Behavior of the for-else construct

Chris Angelico rosuav at gmail.com
Thu Mar 3 19:43:39 EST 2022


On Fri, 4 Mar 2022 at 11:14, Rob Cliffe via Python-list
<python-list at python.org> wrote:
>
> I find it so hard to remember what `for ... else` means that on the very
> few occasions I have used it, I ALWAYS put a comment alongside/below the
> `else` to remind myself (and anyone else unfortunate enough to read my
> code) what triggers it, e.g.
>
>      for item in search_list:
>          ...
>          ... break
>      else: # if no item in search_list matched the criteria

A "break" statement always takes you to the line following the current
loop construct. The "else" block is part of the current loop
construct. It's no more a "no-break" block than the body of the for
loop is a "no-break" body here:

for item in stuff:
    if condition: break
    frobnicate(item) # if no previous item matched the condition

> You get the idea.
> If I really want to remember what this construct means, I remind myself
> that `else` here really means `no break`.  Would have been better if it
> had been spelt `nobreak` or similar in the first place.

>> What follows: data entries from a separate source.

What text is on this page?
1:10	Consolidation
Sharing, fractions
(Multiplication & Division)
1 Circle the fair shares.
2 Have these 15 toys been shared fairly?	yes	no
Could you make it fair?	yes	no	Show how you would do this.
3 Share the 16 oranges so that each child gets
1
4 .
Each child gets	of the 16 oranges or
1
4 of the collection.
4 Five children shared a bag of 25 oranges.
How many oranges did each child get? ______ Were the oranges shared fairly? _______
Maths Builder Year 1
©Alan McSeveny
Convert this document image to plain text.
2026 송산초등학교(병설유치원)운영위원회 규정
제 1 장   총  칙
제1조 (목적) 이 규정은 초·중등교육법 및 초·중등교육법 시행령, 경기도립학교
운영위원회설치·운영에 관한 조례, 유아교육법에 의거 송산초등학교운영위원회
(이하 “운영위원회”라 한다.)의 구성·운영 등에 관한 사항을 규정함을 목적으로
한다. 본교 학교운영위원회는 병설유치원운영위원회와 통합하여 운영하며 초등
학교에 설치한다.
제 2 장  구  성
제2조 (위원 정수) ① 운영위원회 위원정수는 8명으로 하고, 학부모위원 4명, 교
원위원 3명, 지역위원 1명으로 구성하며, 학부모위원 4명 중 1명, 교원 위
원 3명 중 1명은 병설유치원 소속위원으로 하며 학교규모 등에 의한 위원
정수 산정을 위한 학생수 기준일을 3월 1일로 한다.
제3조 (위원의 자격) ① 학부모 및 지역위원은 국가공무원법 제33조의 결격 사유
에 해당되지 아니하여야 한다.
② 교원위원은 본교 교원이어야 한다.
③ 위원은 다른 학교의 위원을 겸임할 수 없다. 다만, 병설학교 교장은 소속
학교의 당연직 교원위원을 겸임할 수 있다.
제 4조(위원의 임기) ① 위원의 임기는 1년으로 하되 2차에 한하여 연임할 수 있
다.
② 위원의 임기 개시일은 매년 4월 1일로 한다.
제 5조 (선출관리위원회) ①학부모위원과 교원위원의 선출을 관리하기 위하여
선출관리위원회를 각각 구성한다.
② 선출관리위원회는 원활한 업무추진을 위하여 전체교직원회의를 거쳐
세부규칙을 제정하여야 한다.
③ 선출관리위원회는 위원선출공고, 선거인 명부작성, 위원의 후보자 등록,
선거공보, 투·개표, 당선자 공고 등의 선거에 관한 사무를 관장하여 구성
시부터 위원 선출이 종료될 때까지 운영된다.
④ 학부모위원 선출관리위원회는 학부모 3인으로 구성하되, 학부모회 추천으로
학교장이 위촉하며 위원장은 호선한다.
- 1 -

Maybe, but I think that obscures the meaning of it; "finally" isn't
quite right either (in a try block, you'd hit a finally block whether
you raise an exception or not), but I think it's closer. Creating a
new language keyword is an incredibly high cost.

Think of it like this:

for item in search_list:
    if condition: pass
    else:
        print("Condition not true for this item")

for item in search_list:
    if condition: break
else:
    print("Condition not true for any item")

There's a parallel here. Since a for-else loop is basically useless
without an if-break construct inside it, the else clause can be
thought of as the else on a massive if/elif chain:

if stuff[0].is_good:
    print("This item is good", stuff[0])
elif stuff[1].is_good:
    print("This item is good", stuff[1])
...
...
elif stuff[n].is_good:
    print("This item is good", stuff[n])
else:
    print("All items are bad")

As a loop, this looks like this:

for item in stuff:
    if item.is_good:
        print("This item is good", item)
        break
else:
    print("All items are bad")

The else is attached to the for so that it compasses ALL the if
statements, but it's still broadly saying "do this when we don't hit
the 'if' condition".

Whether that's a sufficient mnemonic, I don't know, but it doesn't
really matter; the construct is useful to those of us who want it, and
if other people ignore it, that's fine. Nobody ever said you had to
use or understand every single feature of the language you're using.